Reflections from Strata + Hadoop World: how big data is moving up in the business

As part of our commitment to new and disruptive technologies, we sent Lead Developer Phil Kendall to Strata + Hadoop World in London. As well as taking over our Twitter feed for the week, Phil’s written up a summary of his experience at the conference – enjoy!

One of the themes from the keynotes at Strata + Hadoop World was the idea that big data is moving up in the business. For a lot of companies, big data has been a tactical solution, deployed only to fit a specific need. There were obviously some companies – for example those in the online advertising and mobile gaming industries – who had built their business around a big data model, but for the more traditional industries, big data wasn’t “a part of their DNA”. What we saw at Strata + Hadoop World was some big, risk-averse companies starting to restructure around a big data model: we had both Maite Agujetsas, CTO of Santander Group, and Phillip Radley, Chief Data Officer at BT (watch his keynote here) explaining how they were rebuilding their business with big data as a first class citizen.

One of the advantages of being a tactical solution is the freedom to innovate – and this was the theme of an excellent keynote from Tim Harford of the Financial Times. While making marginal improvements is a valuable activity (to steal from Tim’s keynote, it’s how Team GB won 70% of the track cycling gold medals at the 2012 Olympics), we also need to invest in those ideas which go “outside the box” and can make a radical change to a business, an industry or whatever else. Those ideas are risky – the vast majority of them aren’t going to give a good return on investment. How can we ensure that we’re still going to invest in those issues when big data has become a core, business critical part of a big business?

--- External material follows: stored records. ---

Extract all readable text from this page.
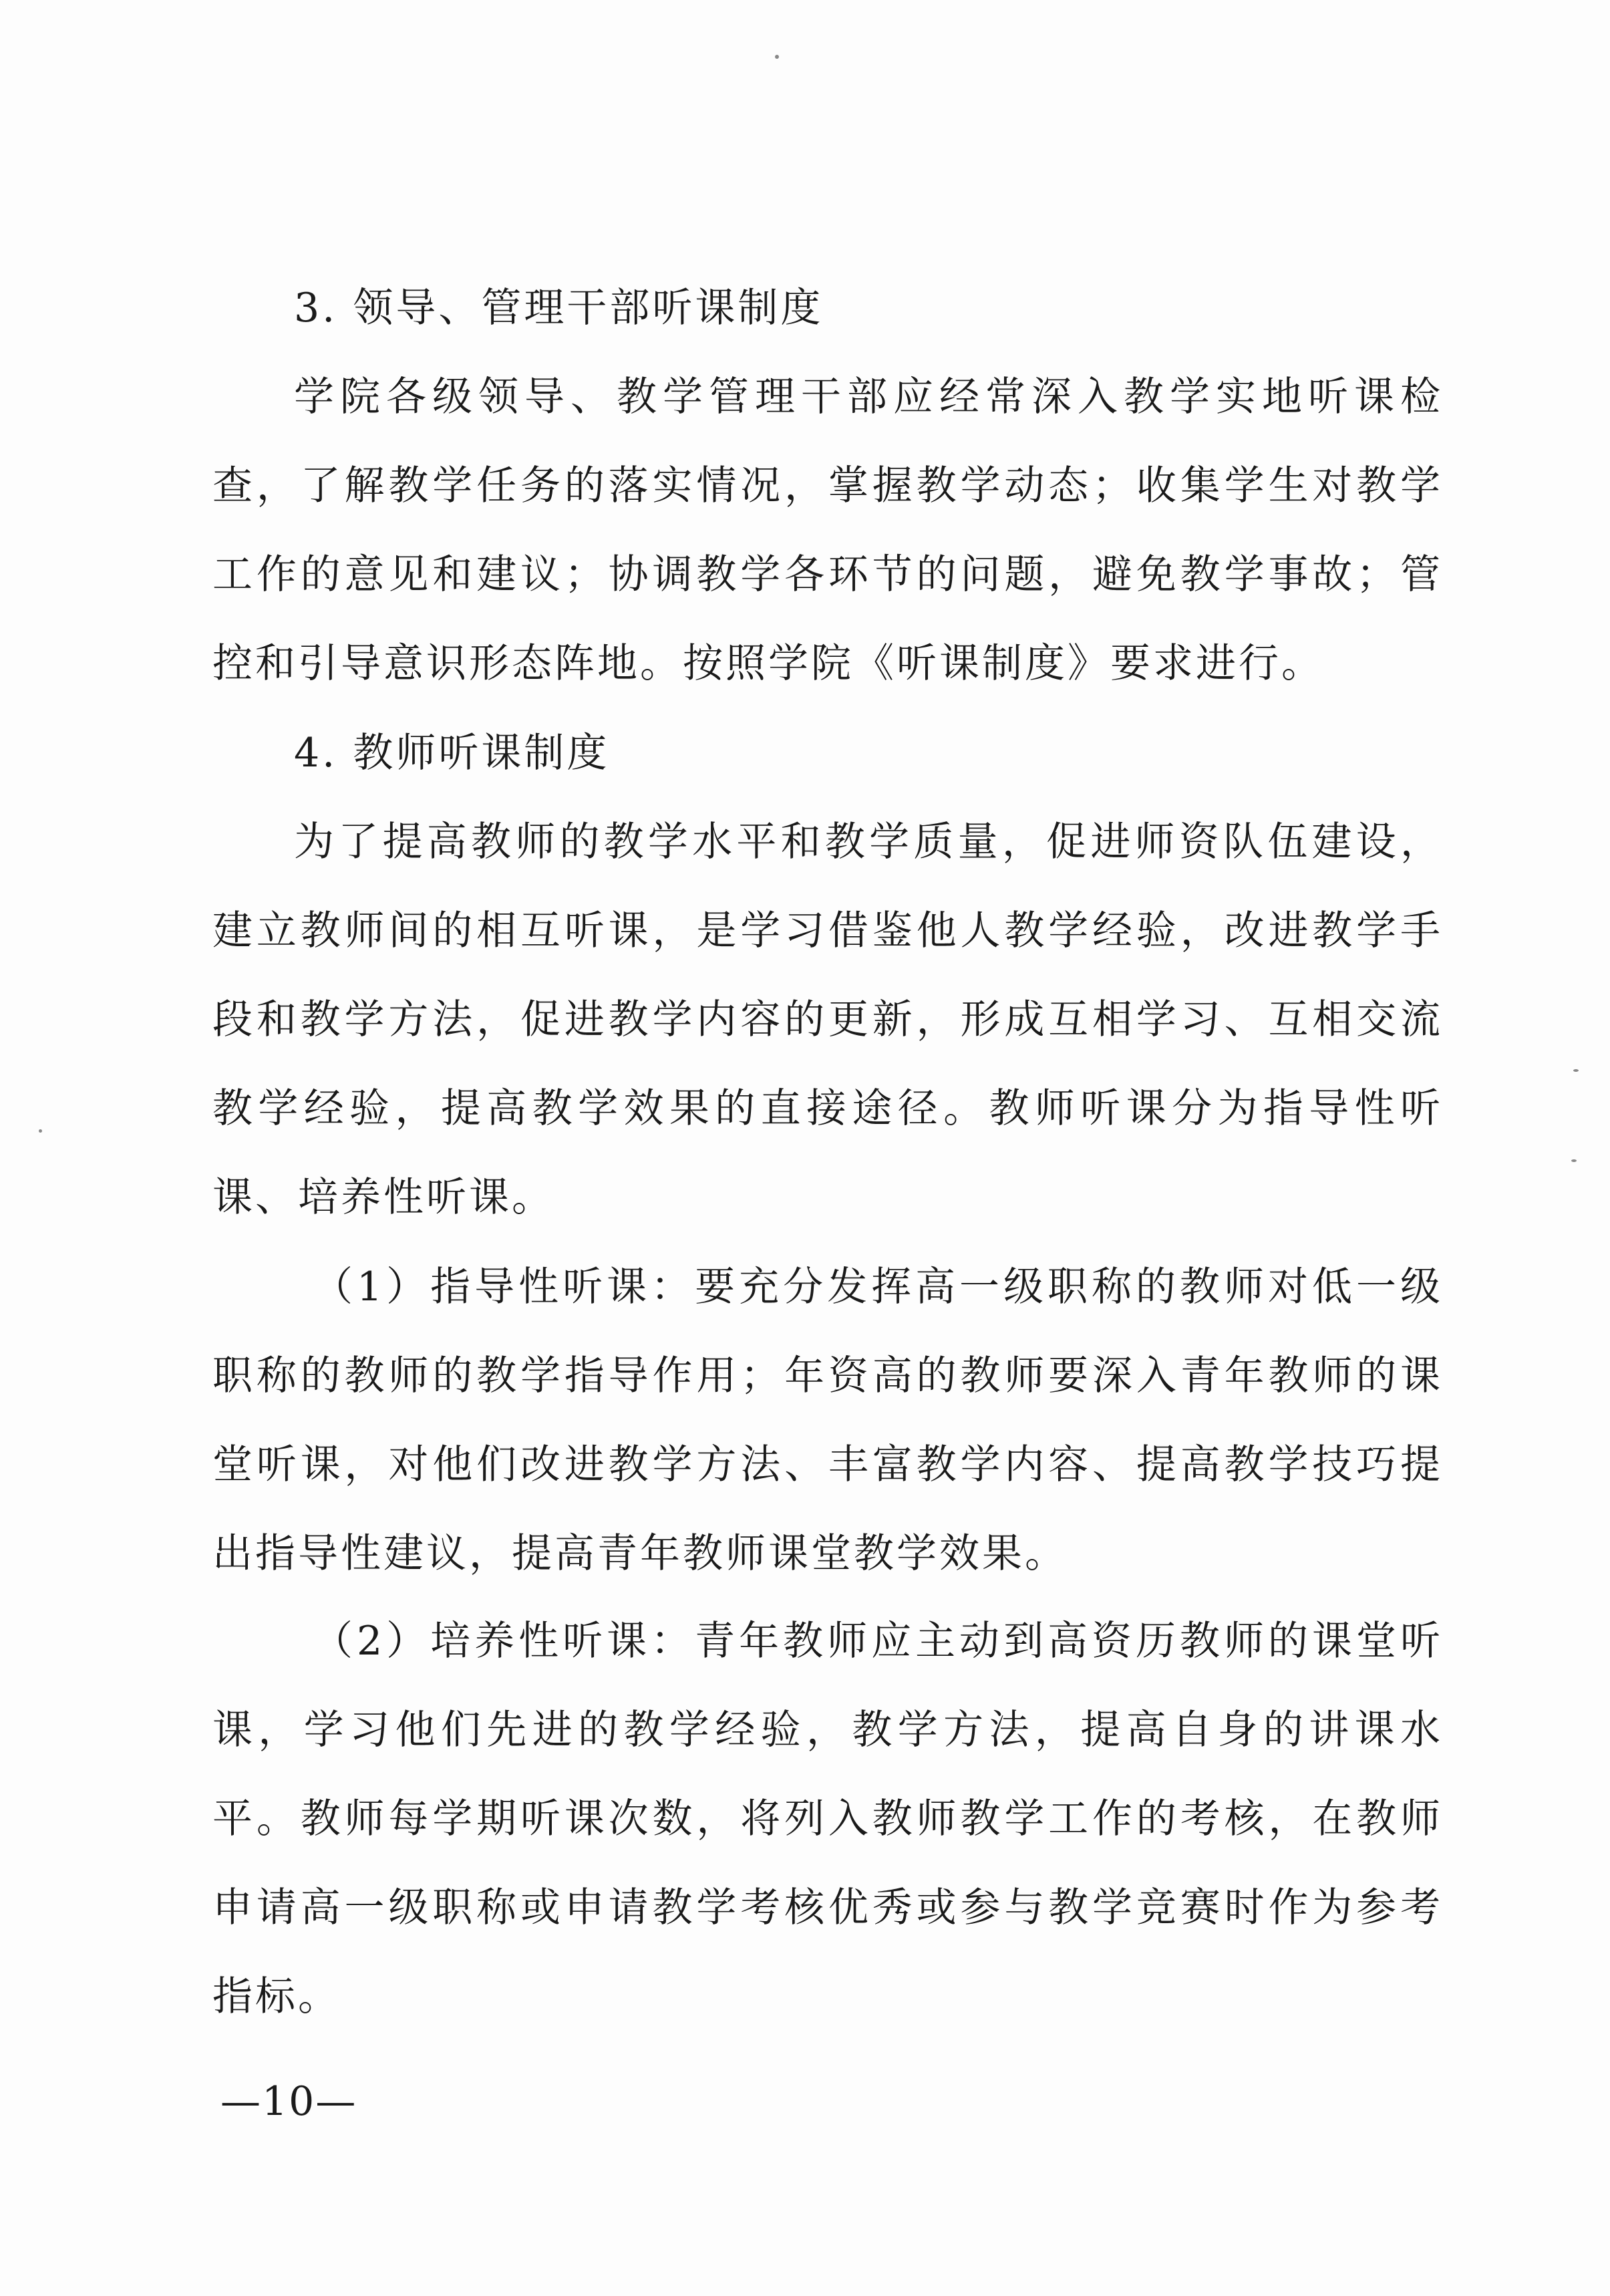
3. 领导、管理干部听课制度

学院各级领导、教学管理干部应经常深入教学实地听课检查，了解教学任务的落实情况，掌握教学动态；收集学生对教学工作的意见和建议；协调教学各环节的问题，避免教学事故；管控和引导意识形态阵地。按照学院《听课制度》要求进行。

4. 教师听课制度

为了提高教师的教学水平和教学质量，促进师资队伍建设，建立教师间的相互听课，是学习借鉴他人教学经验，改进教学手段和教学方法，促进教学内容的更新，形成互相学习、互相交流教学经验，提高教学效果的直接途径。教师听课分为指导性听课、培养性听课。

（1）指导性听课：要充分发挥高一级职称的教师对低一级职称的教师的教学指导作用；年资高的教师要深入青年教师的课堂听课，对他们改进教学方法、丰富教学内容、提高教学技巧提出指导性建议，提高青年教师课堂教学效果。

（2）培养性听课：青年教师应主动到高资历教师的课堂听课，学习他们先进的教学经验，教学方法，提高自身的讲课水平。教师每学期听课次数，将列入教师教学工作的考核，在教师申请高一级职称或申请教学考核优秀或参与教学竞赛时作为参考指标。

—10—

If you haven’t watched Tim’s keynote yet (and you really should), then don’t expect Tim to provide any answers here – his keynote was more a plea to ensure that we do keep providing that kind of investment, along with some great statistics from medical research in the US which showed that risky research can be as valuable as those small changes in the long run.

Some other themes I picked up on from the conference:

  • Hadoop has been around since 2005 or so. In the past 10 years, we’ve learnt a lot more about what we’re wanting to do with big data, and that’s meaning that Hadoop is starting to show its age. Is the time now right to move to a “2nd generation” product for big data, and is that product Spark? (I may be slightly biased on this one having been to the fantastic Spark Camp by Paco Nathan. The kool-aid was very tasty).
  • How is the Internet of Things and the enormous quantities of data that we’re going to see going to affect how we build systems? Ted Dunning of MapR and Maaten Ectors of Canonical (the people behind Ubuntu) gave different talks on this – Ted’s focused on how to get our existing databases to scale up massively (and you can view a variant of it here), whereas Maarten’s focused on how to push the processing of that data closer to the sensors so that we don’t actually need to send and store all that data in the first place. A different take on the problem came from Simon Elliston Ball of Hortonworks – once we have all these devices pushing out data, who’s going to write the code to interpret the information from each and every one of them? For even a relatively simple project like making his house work out when to turn the lights on, Simon was already writing large amounts of code – so he turned to machine learning to do it all for him. Did it work? Not so far, but the idea of reducing the amount of code that developers need to write in order to deploy a solution is an interesting one.
  • How are we going to deal with the inevitable ethics questions that come out of big data? Majken Sander and Joerg Blumtritt gave a really powerful example in their talk on “Algorithm ethics: The inevitable subjective judgments in analytics”: when we have fully automated cars, who decides what happens in a crash? Should the car swerve out of the way to avoid hitting a 30 year old entrepreneur if that involves hitting a 70 year old grandmother? Perhaps more importantly, how can the general public know which decisions the algorithm is making? The theme was repeated in Francine Bennett and Duncan Ross’s talk “Using data for EVIL” (watch Francine’s summary of the talk here) – which helpfully let us know all the ways in which we can be unethical with our data. But of course they didn’t want us to do that… Aside: if you’re a data scientist actually looking to do good rather than evil, check out DataKind, the charity of which Francine and Duncan are directors.

Where does that leave us all? We know that big data is changing the technology landscape, but in the next few years we’re going to see it change industries outside the high tech sector – and that’s a great opportunity either for new players to come in and disrupt markets, or for incumbents with the vision to invest to reestablish their dominance. In the longer term, the Internet of Things is coming – while it’s very much in its infancy right now, we’re starting to see the beginnings of ubiquitous connectivity. I don’t think anyone has a real handle on how that’s going to change things, either at a technological level or an ethical one. About the one thing I am sure of is that it’s going to be an interesting ride – jump on board, or soon your business will be looking around and saying “where did our market share go?”